The draft deal sets an ambitious overall target to raise a total of $1.3 trillion per year by 2035.

An influential negotiation bloc of 134 developing nations including China has demanded at least five times that figure from developed countries. / Photo: Reuters
Reuters

An influential negotiation bloc of 134 developing nations including China has demanded at least five times that figure from developed countries. / Photo: Reuters

A new draft deal at United Nations climate talks proposes rich nations commit $250 billion a year to help poorer nations combat global warming in a bid to break the deadlocked negotiations.

With the gathering scheduled to end on Friday, delegates from nearly 200 nations had eagerly awaited COP29 hosts Azerbaijan's new proposal after two weeks of fraught bargaining.

The text sets an ambitious overall target to raise a total of $1.3 trillion per year by 2035, with the money from rich governments at the core of funding that would be coupled with private-sector investments.

It is the first time concrete numbers were formally proposed at talks dominated by divisions over how to boost assistance for developing nations to cut emissions and adapt to the climate crisis.
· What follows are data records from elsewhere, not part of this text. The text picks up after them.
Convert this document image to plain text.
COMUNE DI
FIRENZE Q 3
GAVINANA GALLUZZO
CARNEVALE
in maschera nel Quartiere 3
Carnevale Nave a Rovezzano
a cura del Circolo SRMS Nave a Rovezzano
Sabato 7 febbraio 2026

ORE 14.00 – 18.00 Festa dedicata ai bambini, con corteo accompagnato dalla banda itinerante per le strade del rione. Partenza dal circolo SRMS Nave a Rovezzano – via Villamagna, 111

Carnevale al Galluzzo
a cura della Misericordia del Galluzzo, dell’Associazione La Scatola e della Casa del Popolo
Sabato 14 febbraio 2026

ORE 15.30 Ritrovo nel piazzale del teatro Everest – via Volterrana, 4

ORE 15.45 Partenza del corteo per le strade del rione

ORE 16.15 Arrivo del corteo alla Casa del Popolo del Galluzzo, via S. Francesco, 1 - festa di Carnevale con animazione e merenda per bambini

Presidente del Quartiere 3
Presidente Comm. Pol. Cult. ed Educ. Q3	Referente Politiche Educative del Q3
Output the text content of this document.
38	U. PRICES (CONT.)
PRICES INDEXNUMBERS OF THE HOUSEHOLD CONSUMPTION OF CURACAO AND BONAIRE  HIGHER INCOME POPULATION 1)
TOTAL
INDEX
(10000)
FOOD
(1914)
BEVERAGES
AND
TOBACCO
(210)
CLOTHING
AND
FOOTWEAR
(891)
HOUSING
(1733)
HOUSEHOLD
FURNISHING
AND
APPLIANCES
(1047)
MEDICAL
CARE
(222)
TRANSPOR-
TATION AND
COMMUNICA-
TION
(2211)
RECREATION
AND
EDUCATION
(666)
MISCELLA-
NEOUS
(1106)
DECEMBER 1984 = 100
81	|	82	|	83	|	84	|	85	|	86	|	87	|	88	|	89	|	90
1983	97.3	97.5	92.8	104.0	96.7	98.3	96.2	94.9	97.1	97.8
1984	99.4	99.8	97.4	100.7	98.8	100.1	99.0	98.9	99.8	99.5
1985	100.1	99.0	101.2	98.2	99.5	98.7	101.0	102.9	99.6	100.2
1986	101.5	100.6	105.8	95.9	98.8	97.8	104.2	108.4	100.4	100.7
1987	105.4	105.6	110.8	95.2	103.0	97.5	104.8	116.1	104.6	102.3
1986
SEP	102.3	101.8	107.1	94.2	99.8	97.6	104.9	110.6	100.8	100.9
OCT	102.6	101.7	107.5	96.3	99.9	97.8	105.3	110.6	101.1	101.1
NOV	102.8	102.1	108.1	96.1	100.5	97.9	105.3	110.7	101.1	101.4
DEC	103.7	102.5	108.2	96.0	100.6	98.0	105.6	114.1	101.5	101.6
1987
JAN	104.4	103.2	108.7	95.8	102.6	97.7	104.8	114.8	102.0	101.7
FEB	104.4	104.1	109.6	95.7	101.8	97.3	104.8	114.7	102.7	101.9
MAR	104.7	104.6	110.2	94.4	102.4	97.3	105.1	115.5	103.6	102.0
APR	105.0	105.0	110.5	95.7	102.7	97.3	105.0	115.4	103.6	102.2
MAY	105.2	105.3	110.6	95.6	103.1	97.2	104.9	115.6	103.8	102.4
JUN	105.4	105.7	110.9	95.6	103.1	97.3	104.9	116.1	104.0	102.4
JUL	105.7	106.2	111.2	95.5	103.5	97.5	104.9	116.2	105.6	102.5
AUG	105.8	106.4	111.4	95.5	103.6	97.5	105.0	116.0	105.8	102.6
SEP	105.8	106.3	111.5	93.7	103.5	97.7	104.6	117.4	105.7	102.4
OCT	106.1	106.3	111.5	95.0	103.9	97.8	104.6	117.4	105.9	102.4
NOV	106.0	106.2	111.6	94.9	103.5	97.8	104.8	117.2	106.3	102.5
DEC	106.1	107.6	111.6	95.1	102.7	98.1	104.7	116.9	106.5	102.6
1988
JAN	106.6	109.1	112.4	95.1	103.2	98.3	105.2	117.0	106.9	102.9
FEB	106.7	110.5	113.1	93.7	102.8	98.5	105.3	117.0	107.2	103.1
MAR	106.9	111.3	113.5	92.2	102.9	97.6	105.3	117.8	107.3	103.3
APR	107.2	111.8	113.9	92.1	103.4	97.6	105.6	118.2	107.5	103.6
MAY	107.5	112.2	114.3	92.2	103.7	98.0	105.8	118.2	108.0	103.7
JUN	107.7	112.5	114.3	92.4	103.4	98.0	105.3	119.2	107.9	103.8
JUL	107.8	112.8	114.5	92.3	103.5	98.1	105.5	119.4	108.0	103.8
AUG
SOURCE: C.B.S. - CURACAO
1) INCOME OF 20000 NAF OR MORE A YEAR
The existing pledge committed wealthy nations most responsible historically for global warming to provide $100 billion a year in climate finance.

An influential negotiation bloc of 134 developing nations including China has demanded at least five times that figure from developed countries.

Major contributors such as the European Union had said such demands were politically unrealistic and that private-sector money must play a large part.

The European Union has resisted pressure to put its own figure on the table and wants newly wealthy emerging economies like China, the world's largest emitter, to contribute to the overall goal.

"Inadequate, divorced from the reality of climate impacts and outrageously below the needs of developing countries, we've at least got a number now," Jasper Inventor, head of Greenpeace's COP29 delegation, said in one of the first reactions from activists.

Many countries have also pushed at COP29 for a redoubling of efforts to cut planet-heating emissions, something opposed by the Arab Group of nations which does not want fossil fuels singled out.